Streaming in Real-Time:  AI aids in the personalization, packaging, and transmission of content in real-time, enhancing the viewer’s experience. It also helps to increase ad sales by allowing for tailored ad insertions. Live sports event ad earnings are maximized with digital billboard replacement options.

Gaming:  AI can be used to create smart, human-like NPCs (nonplayer characters) to interact with the players.  It can also be used to predict human behavior to improve game design and testing.

AI-enabled online gaming is increasing in popularity.

 

In addition to the applications listed above, AI systems also increasingly determine whether you get a loan, are eligible for welfare, or get hired for a particular job.  Increasingly they even help determine who gets released from jail.
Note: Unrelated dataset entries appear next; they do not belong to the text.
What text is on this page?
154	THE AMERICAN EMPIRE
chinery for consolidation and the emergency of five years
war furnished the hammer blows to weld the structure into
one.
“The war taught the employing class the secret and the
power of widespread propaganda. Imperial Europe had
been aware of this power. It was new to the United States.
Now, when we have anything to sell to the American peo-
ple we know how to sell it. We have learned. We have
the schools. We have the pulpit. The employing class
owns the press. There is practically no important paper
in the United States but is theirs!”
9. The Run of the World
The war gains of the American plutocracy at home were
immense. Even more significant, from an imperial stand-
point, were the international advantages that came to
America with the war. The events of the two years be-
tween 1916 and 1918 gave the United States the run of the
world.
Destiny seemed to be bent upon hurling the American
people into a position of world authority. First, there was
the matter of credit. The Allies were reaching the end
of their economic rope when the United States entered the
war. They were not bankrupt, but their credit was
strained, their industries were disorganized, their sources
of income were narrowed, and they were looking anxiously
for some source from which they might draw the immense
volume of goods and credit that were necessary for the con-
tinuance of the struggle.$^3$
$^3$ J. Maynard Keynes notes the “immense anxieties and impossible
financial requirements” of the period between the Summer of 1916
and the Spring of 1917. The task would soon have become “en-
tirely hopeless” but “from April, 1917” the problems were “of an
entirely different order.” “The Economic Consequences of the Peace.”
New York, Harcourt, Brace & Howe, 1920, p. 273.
Other applications predict the result of judicial decisions, create art (such as poetry or painting), and prove mathematical theorems.

Future of Narrow AI

Artificial intelligence is shaping the future of nearly every industry and it will continue to act as a technological innovator for the foreseeable future.

With companies spending billions of dollars on narrow AI products and services annually, tech giants like Google, Apple, Microsoft and Amazon spending billions to create those products and services, universities making AI a more prominent part of their curricula, and the U.S. Department of Defense upping its AI game, big things are bound to happen.  Some of those developments are well on their way to being fully realized; some are merely theoretical and might remain so. 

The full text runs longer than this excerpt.